Saturday, July 27, 2013

Pine Ridge Reservation, South Dakota, Part I

Rt. 40 Heading South Toward the Pine Ride Reservation, SD

Ian Frazier, in the opening paragraph of his book On the Rez (2000), writes: " 'Bleak' is the word attached in many people's minds to the idea of certain Indian reservations, of which the Oglala's reservation is perhaps the best example. Oddly, it is a word I have never heard used by Indians themselves."

This is not surprising, I suppose. For those people not from Pine Ridge, particularly the proverbial white middle class American of mixed European ancestry (like myself who bears traces of Irish, French, German, and Danish bloodlines), Pine Ridge IS bleak. Long dun-colored plains and rolling hills stubbled with clusters of dark green tree growth. Vast swaths of emptiness. Occasional homesteads, often a trailer, surrounded by the debris of poverty - broken pick-up trucks, plastic buckets, piles of rusting machinery, haphazard fencing, clothes lines, scattered boards, masonry, other construction material, leaning sheds. Weary-looking towns like Pine Ridge itself, its main street ornamented by a Shell station and a Subway, piles of sand in the gutters.

The Town of Pine Ridge

While the landscape itself betrays a sort of exquisite wild beauty, the fact that all this formidable emptiness is not some National Wilderness Area but is actually the 'reward' the Lakota got in defeat, the place where they're supposed to make their livelihood, makes "bleak" an appropriate adjective to use in describing it all. And certainly for many of the non-Indian visitors who sees it as bleak, shame no doubt informs that impression.

ND and I drove south from Rapid City on rt. 41, a long straight empty two lane bereft of traffic. Just after Red Shirt we pulled over to see the wares of a Lakota jewelry seller. He sat under a makeshift shelter on a bluff overlooking an expansive gash of Badlands that appeared where the grassy prairie fell away abruptly. We'd no sooner stopped and exchanged friendly greetings with the man when, from the opposite direction that we'd been going, a caravan of cars and vans pulled up in a calm-shattering hubbub of gravel-crunching and dust. The vehicles disgorged a chattering gaggle of doughy white people who proceeded to swarm around the small display of jewelry and then quickly fanned out across the overlook. Most of them gathered on the bluff overlooking the Badlands vista and arranged themselves into a "team" photo.

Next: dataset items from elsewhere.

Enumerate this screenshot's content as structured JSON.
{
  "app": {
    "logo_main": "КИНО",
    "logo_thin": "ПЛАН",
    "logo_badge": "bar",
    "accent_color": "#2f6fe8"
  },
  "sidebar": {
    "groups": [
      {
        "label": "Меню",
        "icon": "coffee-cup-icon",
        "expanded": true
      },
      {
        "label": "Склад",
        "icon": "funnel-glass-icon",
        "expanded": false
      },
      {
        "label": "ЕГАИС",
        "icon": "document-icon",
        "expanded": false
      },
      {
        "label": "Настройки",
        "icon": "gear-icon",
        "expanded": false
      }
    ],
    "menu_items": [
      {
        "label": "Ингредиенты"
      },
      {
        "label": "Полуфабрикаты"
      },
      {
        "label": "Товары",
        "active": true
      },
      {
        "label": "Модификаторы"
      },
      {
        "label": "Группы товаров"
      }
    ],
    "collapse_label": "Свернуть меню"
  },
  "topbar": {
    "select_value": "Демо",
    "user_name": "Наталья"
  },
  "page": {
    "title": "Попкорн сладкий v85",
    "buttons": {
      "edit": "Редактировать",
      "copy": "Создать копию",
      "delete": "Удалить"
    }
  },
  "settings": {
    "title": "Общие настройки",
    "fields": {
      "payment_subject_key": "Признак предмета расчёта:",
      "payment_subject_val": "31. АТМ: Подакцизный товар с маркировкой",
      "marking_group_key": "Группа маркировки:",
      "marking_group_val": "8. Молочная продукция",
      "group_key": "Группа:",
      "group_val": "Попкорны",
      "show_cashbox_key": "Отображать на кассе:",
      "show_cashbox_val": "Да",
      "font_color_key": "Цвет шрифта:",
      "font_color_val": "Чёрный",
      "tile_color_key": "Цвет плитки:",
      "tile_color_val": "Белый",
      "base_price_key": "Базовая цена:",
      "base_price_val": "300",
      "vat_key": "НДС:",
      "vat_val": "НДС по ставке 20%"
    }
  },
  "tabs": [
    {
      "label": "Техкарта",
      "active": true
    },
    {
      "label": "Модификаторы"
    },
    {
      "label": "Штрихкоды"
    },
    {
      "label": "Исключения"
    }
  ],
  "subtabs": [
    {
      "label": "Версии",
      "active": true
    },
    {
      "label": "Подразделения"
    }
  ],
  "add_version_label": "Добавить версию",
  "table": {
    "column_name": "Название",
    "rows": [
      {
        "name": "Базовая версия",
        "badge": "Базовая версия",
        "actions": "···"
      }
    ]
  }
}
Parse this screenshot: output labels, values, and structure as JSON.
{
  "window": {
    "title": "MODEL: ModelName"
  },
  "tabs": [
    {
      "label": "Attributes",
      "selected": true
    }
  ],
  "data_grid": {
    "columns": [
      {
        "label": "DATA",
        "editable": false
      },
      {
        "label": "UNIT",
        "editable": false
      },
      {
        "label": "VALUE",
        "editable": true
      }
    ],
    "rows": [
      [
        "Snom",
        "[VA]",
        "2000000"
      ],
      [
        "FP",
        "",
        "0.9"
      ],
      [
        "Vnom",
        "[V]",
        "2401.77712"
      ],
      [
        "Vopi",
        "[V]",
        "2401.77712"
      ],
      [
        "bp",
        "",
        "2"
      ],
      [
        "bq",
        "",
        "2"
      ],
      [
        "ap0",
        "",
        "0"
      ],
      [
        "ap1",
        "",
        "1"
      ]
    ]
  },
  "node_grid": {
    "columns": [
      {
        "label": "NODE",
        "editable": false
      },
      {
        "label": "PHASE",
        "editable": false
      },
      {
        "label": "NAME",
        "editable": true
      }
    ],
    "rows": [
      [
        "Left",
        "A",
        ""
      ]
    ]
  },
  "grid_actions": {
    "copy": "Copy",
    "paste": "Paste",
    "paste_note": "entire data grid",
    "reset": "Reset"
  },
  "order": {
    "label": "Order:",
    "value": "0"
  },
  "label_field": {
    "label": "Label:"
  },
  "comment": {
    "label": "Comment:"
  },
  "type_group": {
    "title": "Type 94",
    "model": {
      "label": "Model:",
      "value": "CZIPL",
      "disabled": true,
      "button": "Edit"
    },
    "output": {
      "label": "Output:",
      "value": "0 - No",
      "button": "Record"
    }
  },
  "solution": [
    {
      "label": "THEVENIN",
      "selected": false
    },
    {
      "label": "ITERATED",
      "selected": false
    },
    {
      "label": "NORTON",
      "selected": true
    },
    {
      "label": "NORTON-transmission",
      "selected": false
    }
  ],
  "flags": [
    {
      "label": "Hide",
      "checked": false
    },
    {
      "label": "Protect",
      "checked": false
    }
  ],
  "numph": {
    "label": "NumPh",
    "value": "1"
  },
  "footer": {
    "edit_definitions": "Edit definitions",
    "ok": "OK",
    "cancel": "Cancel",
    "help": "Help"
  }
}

The suddenness of their arrival was jarring, their gaudy-colored clothes and their chattering shattered the silence, quashing the quiet, almost spiritual reverie that ND and I'd both felt when we'd initially stepped out of our car. They were Christians. Missionaries, actually, from Chattanooga, TN. Disturbing on so many levels. ND and I shrank into the background and watched the missionaries idly handle a necklace, some earrings, and make cursory sales talk with the Lakota man who responded in friendly tones and a kind expression. Eventually, the few shoppers went off to join their picture-snapping cohorts and we approached the jewelry maker again.

Tom the Lakota Artisan (right) with Lescaret
His name was Tom, he lived in Red Shirt and he & his wife made Lakota necklaces & earrings that they sold here at the scenic overlook. Tom spoke in a soft and friendly tone, forthcoming and without a trace of rancor or suspicion. ND and I both were appalled by the Christians and said as much and Tom, without explicitly agreeing with our condemnation, stated that he himself was a full-blooded Lakota and that he lived and believed the Lakota ways. Our conversation was easy and friendly and Tom was more or less unguarded in offering his opinions.

On Leonard Peltier: "He took the fall. He didn't kill those FBI agents, the guy who did admitted it in prison, he was in for something else, but that guy is dead now. Leonard took the fall."

On the Crazy Horse Memorial being carved from a mountain near MT. Rushmore: "They were supposed to build a school for native people and they never did." And, about the profile of Crazy Horse (which is all there is yet): "It looks like George C. Scott."

On the Pine Ridge Reservation: "They took the Black Hills and gave us this ..." (gesturing out across the eroded fissure of Badlands).

On the symbolism of the turtle (used in several of his necklaces): "It means 'woman' because they carry the load on their backs."

On alcohol: "All it gets you is jail or detox, and I've had both."

We bought a few pieces of his work and asked him what a Lakota would say when saying good-bye.

"Dok-sha," he said, "it means 'we may meet again'."